StyleAlign: Analysis and Applications of Aligned StyleGAN Models
Zongze Wu, Yotam Nitzan, Eli Shechtman, Dani Lischinski
TL;DR
The paper analyzes aligned StyleGAN2 models obtained by fine-tuning a parent network to a new domain, revealing that latent spaces $\mathcal{W}$ and $\mathcal{S}$ retain rich semantics and that most fine-tuning changes occur in feature convolution layers. It demonstrates robust semantic alignment across related and distant domains, with some directions appearing forgotten but recoverable when retraining toward the parent. Building on these insights, the authors showcase simple yet effective applications: cross-domain image translation, automatic morphing, and zero-shot transfer tasks, often achieving state-of-the-art results with minimal task-specific engineering. The work provides a thorough empirical study of alignment, introduces practical inversion and interpolation techniques, and releases resources to facilitate reproduction and further exploration of aligned generative models.
Abstract
In this paper, we perform an in-depth study of the properties and applications of aligned generative models.

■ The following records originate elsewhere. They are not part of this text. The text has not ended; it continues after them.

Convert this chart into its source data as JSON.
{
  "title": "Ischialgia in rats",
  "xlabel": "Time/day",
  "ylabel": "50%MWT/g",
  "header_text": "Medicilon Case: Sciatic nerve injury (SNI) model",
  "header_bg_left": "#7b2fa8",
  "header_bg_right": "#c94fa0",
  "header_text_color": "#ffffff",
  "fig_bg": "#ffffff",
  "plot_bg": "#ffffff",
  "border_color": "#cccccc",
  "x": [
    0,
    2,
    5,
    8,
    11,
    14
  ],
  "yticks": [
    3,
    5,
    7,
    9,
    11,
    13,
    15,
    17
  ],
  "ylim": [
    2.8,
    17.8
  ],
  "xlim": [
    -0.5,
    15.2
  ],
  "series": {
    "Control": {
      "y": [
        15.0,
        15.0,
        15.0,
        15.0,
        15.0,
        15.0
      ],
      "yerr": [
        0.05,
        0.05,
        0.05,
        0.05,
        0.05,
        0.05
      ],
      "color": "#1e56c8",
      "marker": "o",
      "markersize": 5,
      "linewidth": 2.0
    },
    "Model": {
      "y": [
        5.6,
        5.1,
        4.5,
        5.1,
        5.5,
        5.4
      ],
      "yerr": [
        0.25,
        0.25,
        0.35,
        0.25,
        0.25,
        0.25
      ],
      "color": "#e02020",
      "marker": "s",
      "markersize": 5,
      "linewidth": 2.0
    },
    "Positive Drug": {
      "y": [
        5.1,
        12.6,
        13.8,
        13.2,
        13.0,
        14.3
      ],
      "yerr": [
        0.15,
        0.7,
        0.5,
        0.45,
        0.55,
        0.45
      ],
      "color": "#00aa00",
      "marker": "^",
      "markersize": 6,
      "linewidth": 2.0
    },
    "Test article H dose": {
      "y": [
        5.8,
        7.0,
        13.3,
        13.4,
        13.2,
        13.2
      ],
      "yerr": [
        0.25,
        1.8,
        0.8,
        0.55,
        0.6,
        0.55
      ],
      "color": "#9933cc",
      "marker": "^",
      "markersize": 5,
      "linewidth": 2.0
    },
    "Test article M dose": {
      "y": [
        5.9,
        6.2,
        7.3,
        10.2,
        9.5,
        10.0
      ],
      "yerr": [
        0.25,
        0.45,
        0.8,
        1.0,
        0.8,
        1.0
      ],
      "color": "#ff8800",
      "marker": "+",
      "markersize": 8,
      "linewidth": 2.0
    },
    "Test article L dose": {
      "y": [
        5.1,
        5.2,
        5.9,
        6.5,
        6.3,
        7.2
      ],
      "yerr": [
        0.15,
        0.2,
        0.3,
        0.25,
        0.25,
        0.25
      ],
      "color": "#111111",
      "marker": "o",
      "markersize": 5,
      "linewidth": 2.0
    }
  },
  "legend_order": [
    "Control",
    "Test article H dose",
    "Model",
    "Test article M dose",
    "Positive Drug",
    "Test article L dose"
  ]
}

We refer to two models as aligned if they share the same architecture, and one of them (the child) is obtained from the other (the parent) via fine-tuning to another domain, a common practice in transfer learning. Several works already utilize some basic properties of aligned StyleGAN models to perform image-to-image translation. Here, we perform the first detailed exploration of model alignment, also focusing on StyleGAN. First, we empirically analyze aligned models and provide answers to important questions regarding their nature. In particular, we find that the child model's latent spaces are semantically aligned with those of the parent, inheriting incredibly rich semantics, even for distant data domains such as human faces and churches. Second, equipped with this better understanding, we leverage aligned models to solve a diverse set of tasks. In addition to image translation, we demonstrate fully automatic cross-domain image morphing. We further show that zero-shot vision tasks may be performed in the child domain, while relying exclusively on supervision in the parent domain. We demonstrate qualitatively and quantitatively that our approach yields state-of-the-art results, while requiring only simple fine-tuning and inversion.